Verify that you can actually get to the gene/protein page for dnaK.

Now, suppose that you have a piece of DNA or protein sequence, and you wish to find the genes within a genome that contain the same or similar sequences. You can do this quite simply. First, patch your sequence into the provided text window. Then select blastp if the provided sequence was a protein sequence or blastn if the provided sequence was DNA. Finally, select the organism you wish to search from the pull-down menu. Then click on Search for Matches. You should get blast output, with links set to get you to the desired gene/protein page.

You should now verify that "NDAERQATKDAGKIAGLEVERIINEPTAAALAYGLDKT" could be used to locate dnaK in Bacillus subtilis.

That ends our 10-minute discussion of how to find the gene/protein you are interested in. Clearly, there is much more that could be said about how to use the SEED search facilities, but this should cover the vast majority of your search needs.

Step 2: Finding similar genes that occur in clusters on prokaryotic genomes

Suppose that you have found a desired gene/protein page. We have not told you how to interpret it. Nor do we intend to. It is a page full of information, links, and possible services. Our strategy in this simple tutorial is to just show you how to find relevant clusters of genes, by which we mean clusters of functionally related genes that include either the gene you are "positioned on" or a corresponding gene in another organism.

First, position yourself on the gene/protein page for gi|21283241.

The table at the top of the page describes the genes in the region of the chromosome surrounding the gene you are positioned on (fig|196620.1.peg.1512, which is the SEED ID for the gene encoding gi|21283241). The entry for the gene you are positioned on is shown in green. Just below the table is a small graphical display of the region. The gene you are positioned on is shown in green. Genes that are believed to be "functionally related" (based on the fact that they occur close to each other in a number of genomes) is shown as blue. Others are red.

It so happens that the gene you are positioned on is in a cluster. The cluster contains 7 genes. Each of the genes in the cluster has a little Pins link to the side.

To find any larger clusters (occuring in other genomes) that contain genes similar to the one you are positioned on, you can click on the CL link just to the left of the gene. Which genomes contain larger clusters? Were you able to locate the corresponding gene in Bacillus subtilis subsp. subtilis str. 168 or in Bacillus cereus ATCC 14579? In each of those genomes the cluster is slightly larger.

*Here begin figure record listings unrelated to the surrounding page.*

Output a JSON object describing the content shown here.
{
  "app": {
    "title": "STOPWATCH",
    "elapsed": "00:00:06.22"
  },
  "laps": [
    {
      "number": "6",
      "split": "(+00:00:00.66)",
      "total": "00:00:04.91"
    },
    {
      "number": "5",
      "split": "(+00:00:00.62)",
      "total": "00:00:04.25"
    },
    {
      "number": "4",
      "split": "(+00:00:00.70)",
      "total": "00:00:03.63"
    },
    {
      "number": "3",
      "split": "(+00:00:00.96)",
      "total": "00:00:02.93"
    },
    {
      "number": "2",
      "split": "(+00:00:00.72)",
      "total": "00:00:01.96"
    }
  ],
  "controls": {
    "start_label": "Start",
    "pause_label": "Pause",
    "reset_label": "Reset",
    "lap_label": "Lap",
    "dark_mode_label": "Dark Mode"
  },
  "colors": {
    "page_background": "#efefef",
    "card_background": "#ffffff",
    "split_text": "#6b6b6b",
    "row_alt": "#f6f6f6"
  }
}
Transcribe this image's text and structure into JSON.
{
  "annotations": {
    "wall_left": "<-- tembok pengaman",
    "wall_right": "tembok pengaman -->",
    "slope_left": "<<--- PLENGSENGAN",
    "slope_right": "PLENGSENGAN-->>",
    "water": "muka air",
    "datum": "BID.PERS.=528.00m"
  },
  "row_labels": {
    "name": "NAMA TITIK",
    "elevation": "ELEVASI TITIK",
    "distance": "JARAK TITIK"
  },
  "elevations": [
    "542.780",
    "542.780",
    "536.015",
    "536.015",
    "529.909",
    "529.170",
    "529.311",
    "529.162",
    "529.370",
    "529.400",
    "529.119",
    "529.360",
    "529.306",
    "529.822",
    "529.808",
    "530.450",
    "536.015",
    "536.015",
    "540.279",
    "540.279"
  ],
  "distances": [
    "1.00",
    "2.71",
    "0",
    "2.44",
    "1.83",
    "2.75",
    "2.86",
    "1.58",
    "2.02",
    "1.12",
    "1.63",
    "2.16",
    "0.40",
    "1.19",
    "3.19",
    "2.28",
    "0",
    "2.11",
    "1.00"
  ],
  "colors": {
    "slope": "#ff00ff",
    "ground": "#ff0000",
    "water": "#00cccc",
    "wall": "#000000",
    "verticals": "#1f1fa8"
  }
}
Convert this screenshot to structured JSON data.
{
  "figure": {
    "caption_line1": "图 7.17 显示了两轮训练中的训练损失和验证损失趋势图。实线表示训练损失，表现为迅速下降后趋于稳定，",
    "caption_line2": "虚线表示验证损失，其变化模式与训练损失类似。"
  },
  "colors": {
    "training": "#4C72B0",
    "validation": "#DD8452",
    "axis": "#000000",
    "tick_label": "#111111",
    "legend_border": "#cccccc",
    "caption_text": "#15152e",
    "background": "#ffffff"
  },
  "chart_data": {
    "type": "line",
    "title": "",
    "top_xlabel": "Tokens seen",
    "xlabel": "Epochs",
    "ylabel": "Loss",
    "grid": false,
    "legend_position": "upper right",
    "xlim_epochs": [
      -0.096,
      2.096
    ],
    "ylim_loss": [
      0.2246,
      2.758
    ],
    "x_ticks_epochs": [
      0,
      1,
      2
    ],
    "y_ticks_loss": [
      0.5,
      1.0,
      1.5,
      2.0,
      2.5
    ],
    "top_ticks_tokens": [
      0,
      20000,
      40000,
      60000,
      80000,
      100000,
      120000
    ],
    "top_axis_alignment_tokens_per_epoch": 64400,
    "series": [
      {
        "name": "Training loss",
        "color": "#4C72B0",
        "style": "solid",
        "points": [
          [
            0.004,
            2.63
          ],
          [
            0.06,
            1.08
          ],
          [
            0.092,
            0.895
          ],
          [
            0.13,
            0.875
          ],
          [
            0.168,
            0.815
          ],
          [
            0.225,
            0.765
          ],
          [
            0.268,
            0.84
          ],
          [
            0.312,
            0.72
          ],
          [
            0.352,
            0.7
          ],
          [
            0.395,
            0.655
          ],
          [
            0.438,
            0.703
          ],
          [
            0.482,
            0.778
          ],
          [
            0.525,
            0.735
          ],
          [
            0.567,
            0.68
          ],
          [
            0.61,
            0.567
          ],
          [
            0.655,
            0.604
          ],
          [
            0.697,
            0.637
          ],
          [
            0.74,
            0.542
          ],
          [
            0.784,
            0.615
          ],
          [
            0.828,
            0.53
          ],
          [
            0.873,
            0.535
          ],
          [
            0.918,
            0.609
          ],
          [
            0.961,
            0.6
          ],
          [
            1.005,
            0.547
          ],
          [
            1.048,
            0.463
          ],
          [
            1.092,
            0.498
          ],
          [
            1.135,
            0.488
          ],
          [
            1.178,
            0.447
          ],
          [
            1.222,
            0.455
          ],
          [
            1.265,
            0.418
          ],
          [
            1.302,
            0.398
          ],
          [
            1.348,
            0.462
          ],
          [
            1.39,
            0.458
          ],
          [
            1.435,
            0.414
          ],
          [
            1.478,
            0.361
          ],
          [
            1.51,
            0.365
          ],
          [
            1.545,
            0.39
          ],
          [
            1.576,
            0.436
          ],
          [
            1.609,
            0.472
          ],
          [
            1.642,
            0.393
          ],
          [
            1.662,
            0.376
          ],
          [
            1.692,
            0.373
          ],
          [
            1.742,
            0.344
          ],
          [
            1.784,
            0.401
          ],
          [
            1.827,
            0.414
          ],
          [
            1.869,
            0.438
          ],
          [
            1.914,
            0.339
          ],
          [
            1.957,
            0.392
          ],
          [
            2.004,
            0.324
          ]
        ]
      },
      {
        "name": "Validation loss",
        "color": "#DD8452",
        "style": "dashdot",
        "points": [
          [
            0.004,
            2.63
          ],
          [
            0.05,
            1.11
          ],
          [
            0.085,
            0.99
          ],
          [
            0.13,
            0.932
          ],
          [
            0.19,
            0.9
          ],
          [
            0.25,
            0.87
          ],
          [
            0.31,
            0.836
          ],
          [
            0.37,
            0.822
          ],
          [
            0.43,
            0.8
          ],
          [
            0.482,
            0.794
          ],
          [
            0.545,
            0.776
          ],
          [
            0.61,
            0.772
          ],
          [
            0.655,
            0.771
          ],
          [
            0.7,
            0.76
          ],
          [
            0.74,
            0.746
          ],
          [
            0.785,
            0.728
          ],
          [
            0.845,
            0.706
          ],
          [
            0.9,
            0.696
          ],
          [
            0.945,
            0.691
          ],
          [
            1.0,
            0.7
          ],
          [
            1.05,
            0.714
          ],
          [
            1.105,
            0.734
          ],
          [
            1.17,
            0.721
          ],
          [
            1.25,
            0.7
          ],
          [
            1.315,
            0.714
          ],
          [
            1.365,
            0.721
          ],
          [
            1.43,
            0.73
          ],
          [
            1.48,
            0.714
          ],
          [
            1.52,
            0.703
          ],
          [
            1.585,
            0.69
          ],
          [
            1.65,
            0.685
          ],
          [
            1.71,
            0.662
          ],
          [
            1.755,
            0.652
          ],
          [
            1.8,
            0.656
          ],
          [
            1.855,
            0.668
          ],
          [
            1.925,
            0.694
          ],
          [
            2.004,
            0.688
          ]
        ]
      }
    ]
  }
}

Note that you can find these largest cluster, even when you are on a gene that is not in a cluster (or even one from a eukaryotic genome).

Step 3: Getting a display that shows the relevant clusters in a number of genomes

Once you are positioned on a gene in a cluster (which may or may not be one of the largest clusters), you should click on the Pins button just to the left of the shaded green area. Try it.

In a separate window, you should see a portrayal of different versions of the same (or closely related) clusters as they occur in other genomes. The red genes are aligned in the center of the page, and then all of the genes around this central "pin" are shown. Similar genes will have the same color. You should be able to mouse-over genes in the display and see the functions of the genes. Finally, if you choose to click on the Commentary button, another window will pop up containing information about each of the colored sets of genes.

An Exercise: Do Clusters Really Mean Anything?

Pick a pathway from central metabolism (i.e., a pathway that you know exists in several organisms). Then pick a gene from that pathway in an organism that you know has the gene. Now, find the gene/protein page corresponding to the gene.

Now, the question we pose is "Can you now find large clusters for the gene, and if you can do the large clusters contain other functional roles from the same pathway?"

If you perform this exercise ten times, you should get a pretty accurate feel for why we believe the study of gene clusters is of central importance.